La mesure de densité capillaire est un élément essentiel de l’examen. Il existe des dispositifs complexes, peu utilisés en pratique, qui permettent un comptage automatisé des capillaires. La reproductibilité de la mesure de densité a été étudiée par l’équipe de Lamah et Mortimer [2], avec de bons résultats (variation intra-lecteur de 5,6% et corrélation inter-lecteurs de 94%). Dans une étude n’utilisant pas de dispositif automatisé de comptage, la variation des mesures était inférieure à 10% entre observateurs et inférieure à 3% pour un même observateur [3]. L’examen de la cheville et du pied est particulièrement intéressant en raison de la grande fréquence des troubles trophiques à ce niveau. L’équipe de Lamah et Mortimer [4] a établi une cartographie des capillaires des pieds chez le sujet sain. Les mesures de densité varient beaucoup d’un sujet à l’autre (coefficient de variation de 22%). La densité capillaire est plus élevée sur les orteils (48/mm2) que sur le dessus du pied (33/mm2). La densité peut varier même entre deux sites proches, donc il est conseillé de mesurer la densité sur plusieurs sites et de retenir la moyenne des densités observées. La densité capillaire est habituellement de 30 à 50/mm2 [1,5] (Figure 3).
Capillaroscopie en pleine peau dans les troubles trophiques vasculaires
Artériopathie des membres inférieurs (AOMI)

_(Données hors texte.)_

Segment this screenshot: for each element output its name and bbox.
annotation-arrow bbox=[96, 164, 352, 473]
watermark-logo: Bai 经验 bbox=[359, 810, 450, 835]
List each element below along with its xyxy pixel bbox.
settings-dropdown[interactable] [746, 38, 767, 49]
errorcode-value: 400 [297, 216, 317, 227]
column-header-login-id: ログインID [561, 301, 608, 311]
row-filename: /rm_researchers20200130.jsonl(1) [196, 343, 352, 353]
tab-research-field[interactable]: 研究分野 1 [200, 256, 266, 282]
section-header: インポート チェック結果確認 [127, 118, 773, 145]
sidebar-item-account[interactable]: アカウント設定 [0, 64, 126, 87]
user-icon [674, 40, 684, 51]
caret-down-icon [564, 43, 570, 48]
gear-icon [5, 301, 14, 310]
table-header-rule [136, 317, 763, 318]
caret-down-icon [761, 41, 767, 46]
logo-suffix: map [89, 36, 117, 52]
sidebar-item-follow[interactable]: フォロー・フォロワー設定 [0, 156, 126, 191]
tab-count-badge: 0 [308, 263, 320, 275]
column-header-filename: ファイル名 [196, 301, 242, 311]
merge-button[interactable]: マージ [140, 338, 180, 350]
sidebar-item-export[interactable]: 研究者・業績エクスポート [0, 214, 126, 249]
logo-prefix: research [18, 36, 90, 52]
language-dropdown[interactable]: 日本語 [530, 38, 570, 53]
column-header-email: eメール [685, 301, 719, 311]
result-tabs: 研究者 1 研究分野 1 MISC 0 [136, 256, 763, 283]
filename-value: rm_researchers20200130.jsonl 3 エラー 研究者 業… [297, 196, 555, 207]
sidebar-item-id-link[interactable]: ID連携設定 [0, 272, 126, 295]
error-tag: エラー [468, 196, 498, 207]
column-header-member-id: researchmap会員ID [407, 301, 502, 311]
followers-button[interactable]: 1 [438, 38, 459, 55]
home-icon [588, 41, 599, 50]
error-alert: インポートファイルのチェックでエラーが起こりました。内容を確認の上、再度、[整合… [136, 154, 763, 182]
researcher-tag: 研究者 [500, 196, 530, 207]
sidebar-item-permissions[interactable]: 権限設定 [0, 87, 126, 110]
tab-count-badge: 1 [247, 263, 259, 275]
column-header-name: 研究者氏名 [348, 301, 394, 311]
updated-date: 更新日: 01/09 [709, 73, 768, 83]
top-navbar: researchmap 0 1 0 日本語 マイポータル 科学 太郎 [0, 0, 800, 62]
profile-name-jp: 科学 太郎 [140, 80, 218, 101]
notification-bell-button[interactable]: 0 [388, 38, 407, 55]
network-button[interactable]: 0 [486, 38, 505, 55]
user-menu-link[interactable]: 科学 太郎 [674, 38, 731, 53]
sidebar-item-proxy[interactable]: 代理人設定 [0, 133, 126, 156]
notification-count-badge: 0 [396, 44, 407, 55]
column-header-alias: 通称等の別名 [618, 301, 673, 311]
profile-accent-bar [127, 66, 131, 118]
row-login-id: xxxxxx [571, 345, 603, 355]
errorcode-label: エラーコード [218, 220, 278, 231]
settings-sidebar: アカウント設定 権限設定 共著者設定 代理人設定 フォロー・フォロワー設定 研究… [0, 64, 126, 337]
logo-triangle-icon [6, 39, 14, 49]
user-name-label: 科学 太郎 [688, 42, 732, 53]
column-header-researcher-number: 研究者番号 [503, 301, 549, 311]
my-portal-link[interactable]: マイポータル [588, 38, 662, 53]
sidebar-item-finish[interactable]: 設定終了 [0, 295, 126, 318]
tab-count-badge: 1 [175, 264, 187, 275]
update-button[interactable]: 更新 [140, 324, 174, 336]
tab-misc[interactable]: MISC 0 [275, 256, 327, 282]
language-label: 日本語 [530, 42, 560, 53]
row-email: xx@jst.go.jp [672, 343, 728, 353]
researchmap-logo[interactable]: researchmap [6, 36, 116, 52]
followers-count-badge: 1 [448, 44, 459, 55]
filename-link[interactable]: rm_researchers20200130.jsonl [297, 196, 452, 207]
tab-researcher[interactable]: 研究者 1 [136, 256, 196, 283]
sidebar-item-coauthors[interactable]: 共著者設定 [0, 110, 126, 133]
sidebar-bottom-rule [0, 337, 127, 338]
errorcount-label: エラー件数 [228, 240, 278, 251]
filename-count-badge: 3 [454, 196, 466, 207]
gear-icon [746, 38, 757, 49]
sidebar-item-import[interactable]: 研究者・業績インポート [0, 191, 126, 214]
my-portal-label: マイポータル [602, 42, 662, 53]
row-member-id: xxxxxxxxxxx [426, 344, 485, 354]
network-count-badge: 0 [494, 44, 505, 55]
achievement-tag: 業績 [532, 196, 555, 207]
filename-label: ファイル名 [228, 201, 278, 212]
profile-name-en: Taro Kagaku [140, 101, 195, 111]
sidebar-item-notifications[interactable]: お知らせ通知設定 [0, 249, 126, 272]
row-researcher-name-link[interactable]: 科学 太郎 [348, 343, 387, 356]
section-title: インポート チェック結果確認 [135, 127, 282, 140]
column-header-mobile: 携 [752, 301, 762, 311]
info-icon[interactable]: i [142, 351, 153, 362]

La densité capillaire est réduite dans l’AOMI : 24/mm2 en cas d’ulcère artériel, 31/mm2 en cas d’AOMI au stade de claudication, 34/mm2 chez le sujet sain [6]. Fagrell [7] a décrit 3 stades (dilatation capillaire puis œdème puis diminution majeure de densité) de gravité croissante en capillaroscopie, associés à un risque croissant de nécrose cutanée (5, 15 et 90% respectivement). Ubbink [8] a classifié les patients avec artériopathie des membres inférieurs non revascularisables pour le risque d’amputation imminente en trois stades en fonction de la densité capillaire en pleine peau mais aussi des données de la TcPO2 et du laser doppler. Une densité capillaire de 20/mm2 séparait les patients en bon et mauvais pronostic. La combinaison de ce chiffre de densité aux résultats des autres techniques permettait de définir trois groupes de pronostic bon, mauvais ou intermédiaire (Figure 4).
Insuffisance veineuse chronique
La physiopathologie des ulcères veineux implique la microcirculation. Les anomalies observées préexistent à l’apparition des ulcères, dès le stade de l’œdème et en peau macroscopiquement non lésée. Les anomalies microcirculatoires persistent après la guérison des ulcères. Au niveau des lésions d’hypodermite, les capillaires sont dilatés, allongés, tortueux. Il existe une importante diminution de densité capillaire qui s’accompagne d’une augmentation de longueur qui explique leur tortuosité pouvant aller jusqu’à la forme de « peloton glomérulaire » [9]. En périphérie des zones d’atrophie blanche, avasculaires, il existe des capillaires élargis qui deviennent pratiquement parallèles au plan cutané [1]. Les papilles dermiques s’élargissent et leurs contours sont rehaussés par les dépôts d’hémosidérine de la dermite ocre. Lorsque la densité capillaire est diminuée en position couchée et ne varie pas en position debout, le risque d’ulcère parait plus grand (perte du réflexe postural) [10] (Figure 5 A, B, C, D & E).